October / November 2020

  • UCSF Department of Surgery Scientific Writing Course - Winter 2021
    • To apply for the course please complete the application and submit a writing sample by Dec 1, 2020 to Pam Derish.
  • Message to the UCSF Clinical Research Community from the UCSF Office of Ethics and Compliance Regulatory Support Team's second edition of their newsletter (link to sign up for their newsletters and  archive).

Frequently Asked Questions

1) Am I required to submit results on ClinicalTrials.gov?

Yes, results reporting is required if your study is:

A clinical investigation of an FDA-regulated product. Otherwise known as an Applicable Clinical Trial (ACT) or Probable Applicable Clinical Trial (pACT) per FDAAA. (For complete definitions of Applicable Drug and Applicable Device Clinical Trials, see the ACT checklist and FAQs); or,

A NIH funded clinical trial (NIH Clinical Trial Requirements for Grants and Contracts); or,

Funded by a grant agency that requires results reporting on ClinicalTrials.gov (e.g., PCORI).

2) When do I have to submit results? ­­­­

Results must be submitted no later than 12 months after the Primary Completion Date. For more details see FDAAA 801 and the Final Rule: When Do I Need to Submit Results.

On average, it takes 21 days for ClinicalTrials.gov Protocol Registration and Results System (PRS) to review results. Accordingly, we recommend submitting results at least 60 days in advance to allow time for the review cycle process.

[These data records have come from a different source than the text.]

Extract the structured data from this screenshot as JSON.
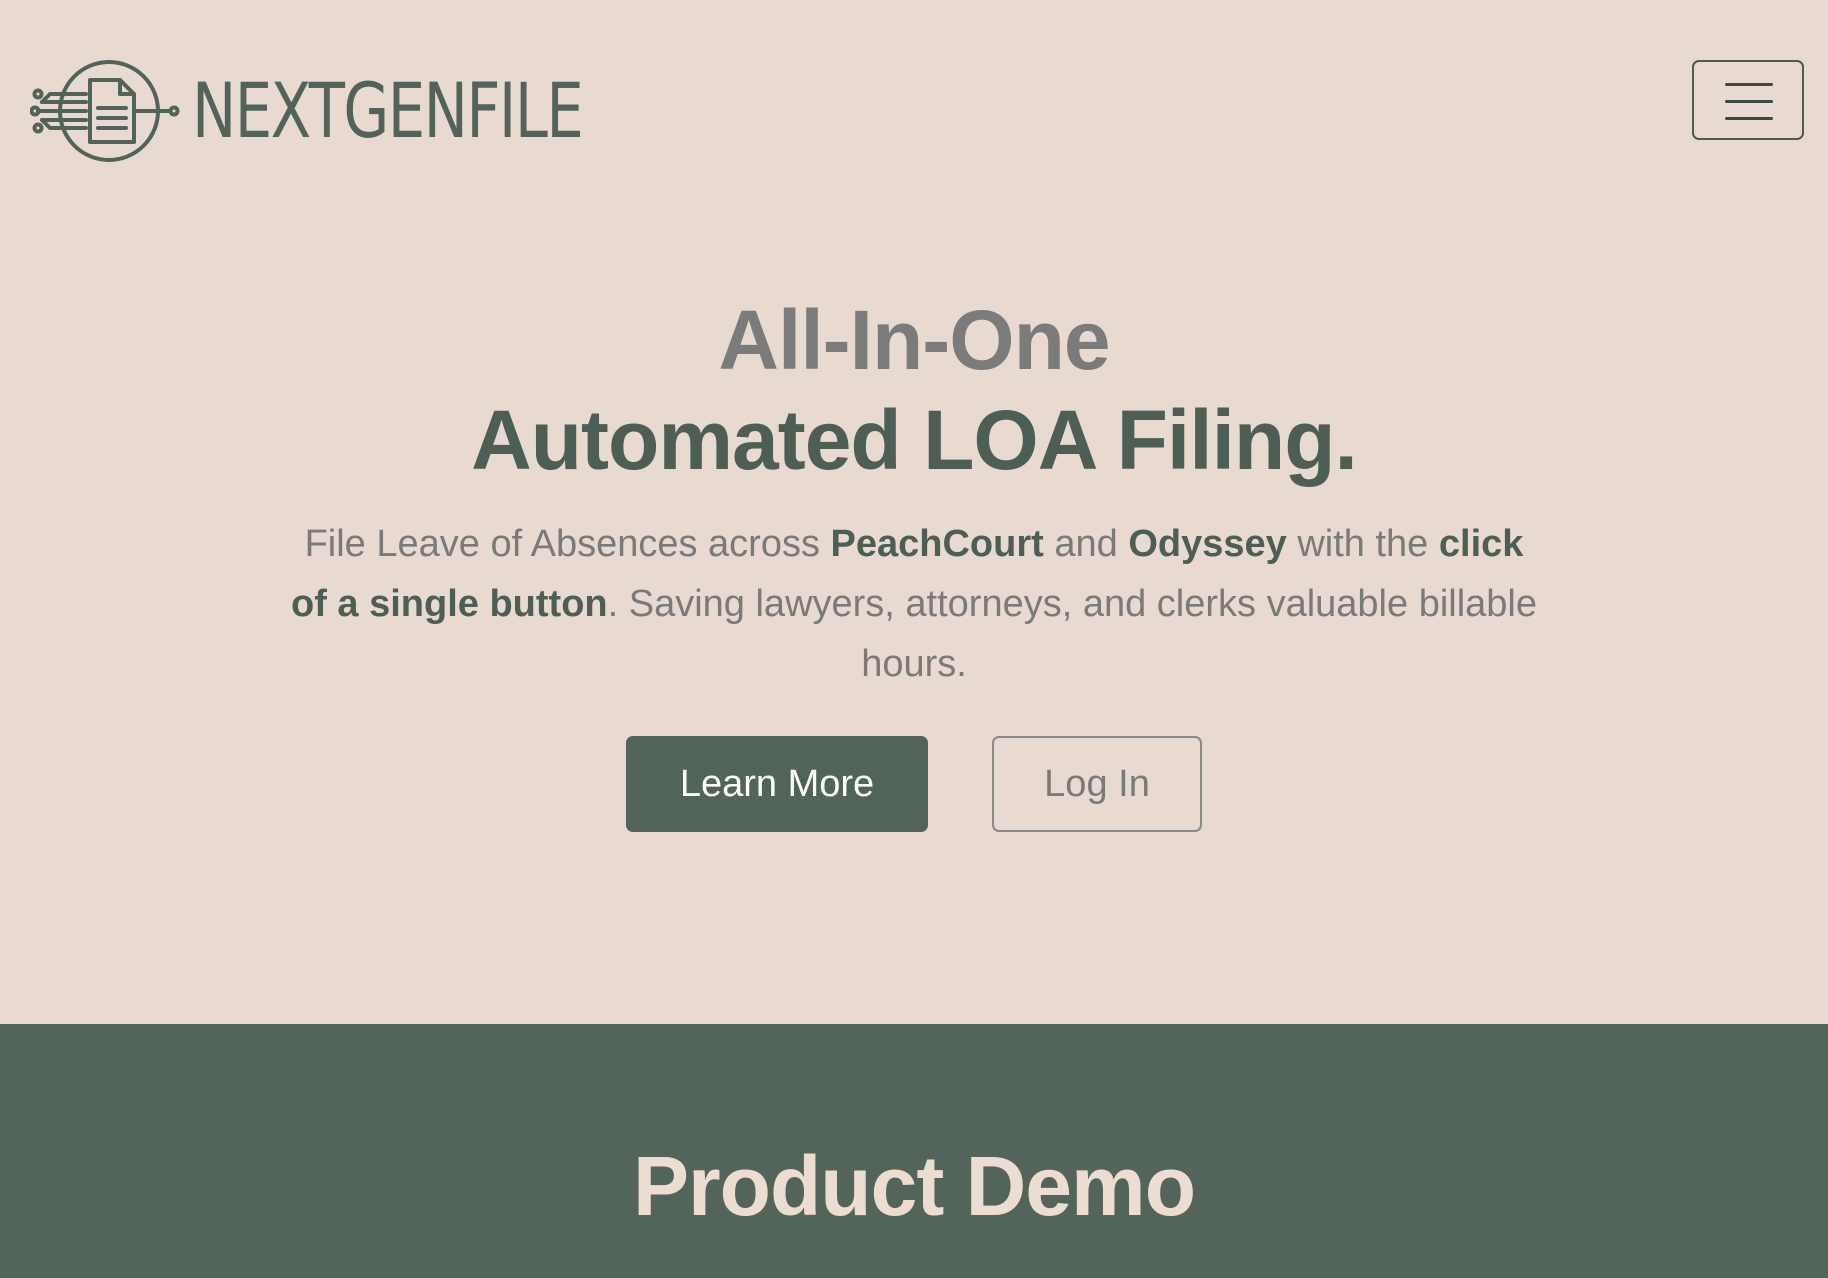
{
  "header": {
    "brand_name": "NEXTGENFILE",
    "logo_icon": "document-circuit-icon",
    "menu_icon": "hamburger-menu-icon"
  },
  "hero": {
    "title_line1": "All-In-One",
    "title_line2": "Automated LOA Filing.",
    "subtitle": {
      "part1": "File Leave of Absences across ",
      "bold1": "PeachCourt",
      "part2": " and ",
      "bold2": "Odyssey",
      "part3": " with the ",
      "bold3": "click of a single button",
      "part4": ". Saving lawyers, attorneys, and clerks valuable billable hours."
    },
    "learn_more_label": "Learn More",
    "login_label": "Log In"
  },
  "demo": {
    "title": "Product Demo"
  },
  "colors": {
    "background": "#e8dad0",
    "brand_green": "#526359",
    "muted_gray": "#7a7a7a",
    "demo_text": "#ecdcd2"
  }
}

If PRS returns results with review comments, major issues must be addressed and results resubmitted for another review cycle which will take an additional 21 days.

If results do not pass the PRS review by the date results are expected, it will be flagged as Late Results – per FDAAA on ClinicalTrials.gov and may appear on the FDAAA Trials Tracker website.

3) What resources are available to learn about entering results?

ClinicalTrials.gov has the following resources to help researchers, which we strongly recommend that you review prior to entering results:

ClinicalTrials.gov PRS Results Reporting Guided Tutorial

ClinicalTrials.gov Results Quality Control Review Criteria

PRS provides Example Studies for Results Data Entry

4) What happens if I don’t submit results by the expected date?

FDA may seek civil money penalties for results reporting noncompliance under the Federal Food, Drug, and Cosmetic Act. NIH may withhold future grant funding.

5) Can I delay results reporting?

Sometimes, in very limited circumstances:

An extension request may be submitted for good cause. A pending publication is not an acceptable reason to delay results reporting.

A responsible party may delay the submission of results by submitting a certification to “Certify Initial Approval” or “Certify New Use” (this extremely is rare for non-industry study records).

Contact us for assistance with submitting an extension request or certification.

If you are a researcher affiliated with the Helen Diller Family Comprehensive Cancer Center, please contact Julie Robbins for assistance with results reporting on ClinicalTrials.gov.

Please reach out to us if you have any questions regarding ClinicalTrials.gov. We are always happy to help.

August 2020

Are you planning to submit a proposal for an animal study on or after October 1? Ensure that your application aligns with the AVMA Guidelines for the Euthanasia of Animals: 2020 Edition.

Are you up to date with the 2016 simplified criteria for the VAS of your NIH application? The Office of Laboratory Animal Welfare has released an online training module to help researchers and reviewers recognize what components are and are not required.

Latest Office of Research Town Hall Meeting from July 29, 2020 (Meeting Information, Video Archives, Q&A)

July 2020 

NEW UCSF Health Guidelines for Expanded Use of Eye Protection & PPE Reuse Guidelines:

Effective immediately, in addition to universal masking, we recommend expanded use of eye protection (e.g., eye shields, face shields, or safety glasses) for ALL direct, close patient encounters in the clinical care environment.

In order to extend the use of your clinic supply of eye protection, review and practice the attached PPE Reuse Guidelines. If your clinic has not received eye shields or face shields OR your clinic needs additional eye or face shields based on preferences, please utilize the following material services contacts. For a satellite location, contact Jake Limbert directly for delivery or pick up.

Please review, post and implement with all Providers and staff in your practices. Supplies are available in the BearBuy COVID store for free.

Direct questions to Shirley Kedrowski or Morgan Crow.   

June 2020 - Return to Work Guidelines & Operation Protocols

  • Resumption of Research Activity Plan - Before your staff returns to work, DoS requires that the completion of a survey(s) laying out your clinical or laboratory plan. If you have both clinical research staff AND laboratory-based staff, you are required to complete surveys. Please email the Research Administration Team for access to the surveys and with any questions.
  • Campus and Health Supply Chain Management, EH&S, and EOC have teamed up to implement the WE CARE program that provides a care package for all returning research and clinical labs. The package includes gloves, face coverings, hand sanitizer, and other items for safety. To receive a delivery of care packages for you and members in your lab, please complete the survey (note, only one survey is needed for each working unit).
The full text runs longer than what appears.